CYP4F22 is a type I integral membrane protein localized to the endoplasmic reticulum of keratinocytes in the stratum granulosum of mammalian skin. Its specific substrates are exceptionally long fatty acids (≥C28), known as very long chain fatty acids (VLCFA). These VLCFA can exist as free fatty acids or be amide-linked to sphingosine to form acylceramide precursors.
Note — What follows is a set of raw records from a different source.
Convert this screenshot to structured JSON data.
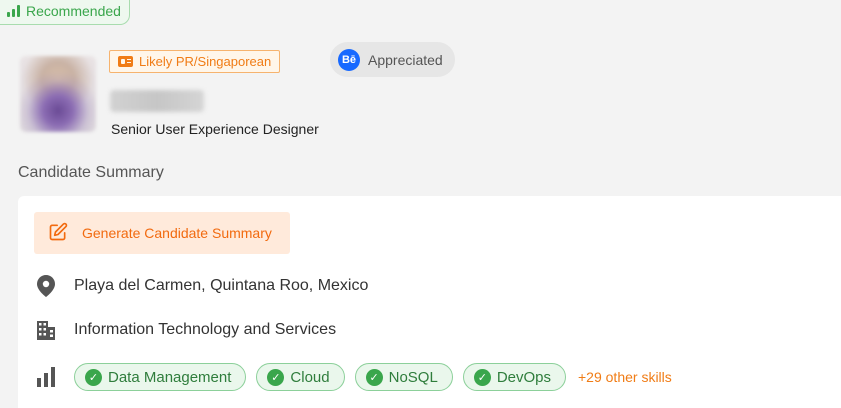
{
  "recommended": {
    "label": "Recommended",
    "icon": "signal-bars-icon"
  },
  "candidate": {
    "pr_badge": "Likely PR/Singaporean",
    "appreciated": {
      "label": "Appreciated",
      "icon_text": "Bē"
    },
    "job_title": "Senior User Experience Designer"
  },
  "summary": {
    "section_title": "Candidate Summary",
    "generate_button": "Generate Candidate Summary",
    "location": "Playa del Carmen, Quintana Roo, Mexico",
    "industry": "Information Technology and Services",
    "skills": [
      "Data Management",
      "Cloud",
      "NoSQL",
      "DevOps"
    ],
    "more_skills": "+29 other skills"
  },
  "colors": {
    "accent_orange": "#f07c16",
    "success_green": "#3aa64c",
    "behance_blue": "#1769ff"
  }
}
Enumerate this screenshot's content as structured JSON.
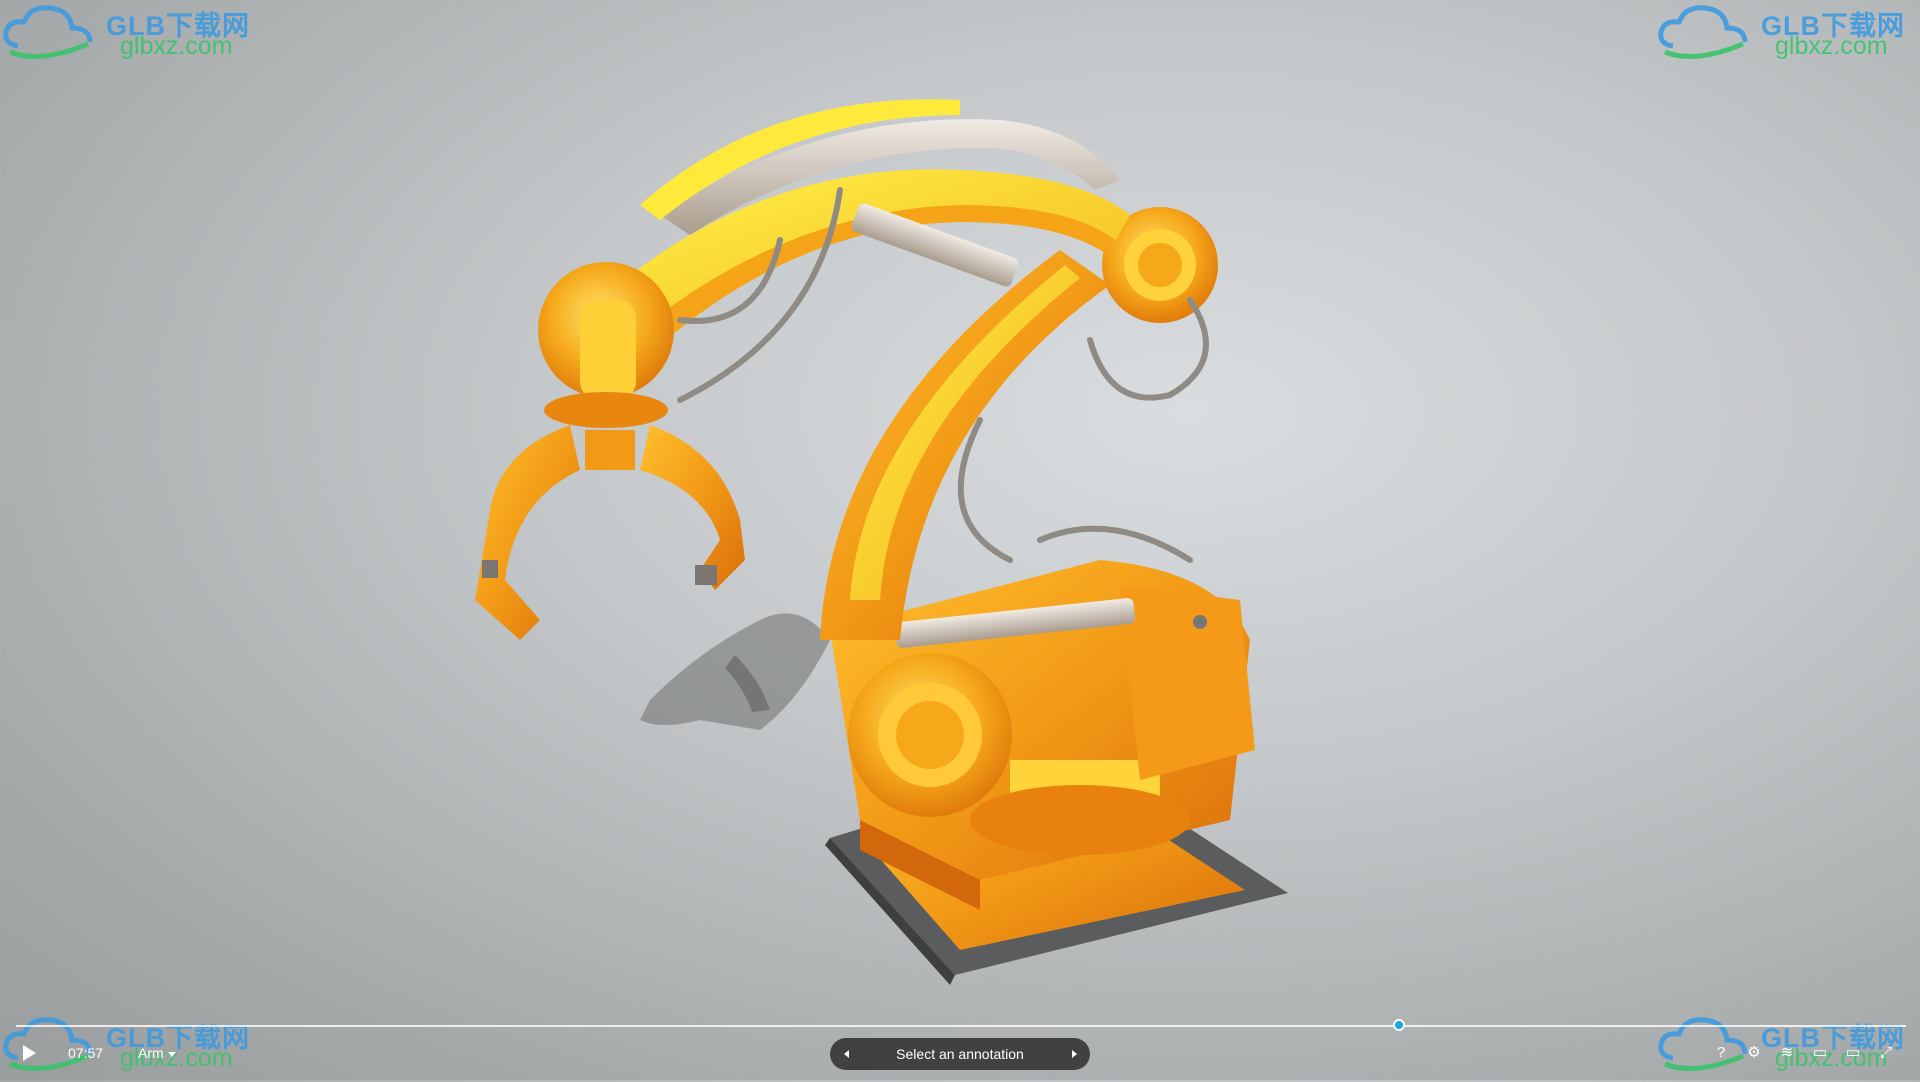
{
  "watermark": {
    "logo_text": "GLB",
    "brand": "GLB下载网",
    "domain": "glbxz.com"
  },
  "player": {
    "time": "07:57",
    "animation": "Arm",
    "timeline_progress": 0.732
  },
  "annotation": {
    "label": "Select an annotation"
  },
  "toolbar": {
    "help": "?",
    "settings": "⚙",
    "layers": "≋",
    "vr": "▭",
    "theater": "▭",
    "fullscreen": "⤢"
  },
  "colors": {
    "accent": "#1ca8dd",
    "arm_yellow": "#f5d21a",
    "arm_orange": "#f08a12",
    "watermark_blue": "#3f9be0",
    "watermark_green": "#39c46a"
  }
}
The enzyme hydroxylates VLCFA within esterified omega-oxyacyl-sphingosine complexes, producing omega-hydroxyacyl-sphingosine derivatives. This modification is essential for trafficking these highly hydrophobic, wax-like VLCFA into the stratum corneum, where they are incorporated into the extracellular lipid matrix. These specialized lipids provide the physical basis of the skin’s water-impermeability barrier.

Although CYP4F22, like other CYP4F isoforms, may have additional metabolic roles, its critical and well-defined function is in omega-hydroxylation of VLCFA for skin barrier formation, as confirmed by genetic and biochemical studies.

== Clinical significance ==
A small number of newborns with Congenital ichthyosiform erythroderma have been found to have autosomal recessive lose of function mutations in CYP4F22. Of the varies subtypes of congenital ichthyosiform erythroderma, these mutations have been associated almost exclusively with the Lamellar ichthyosis subtype.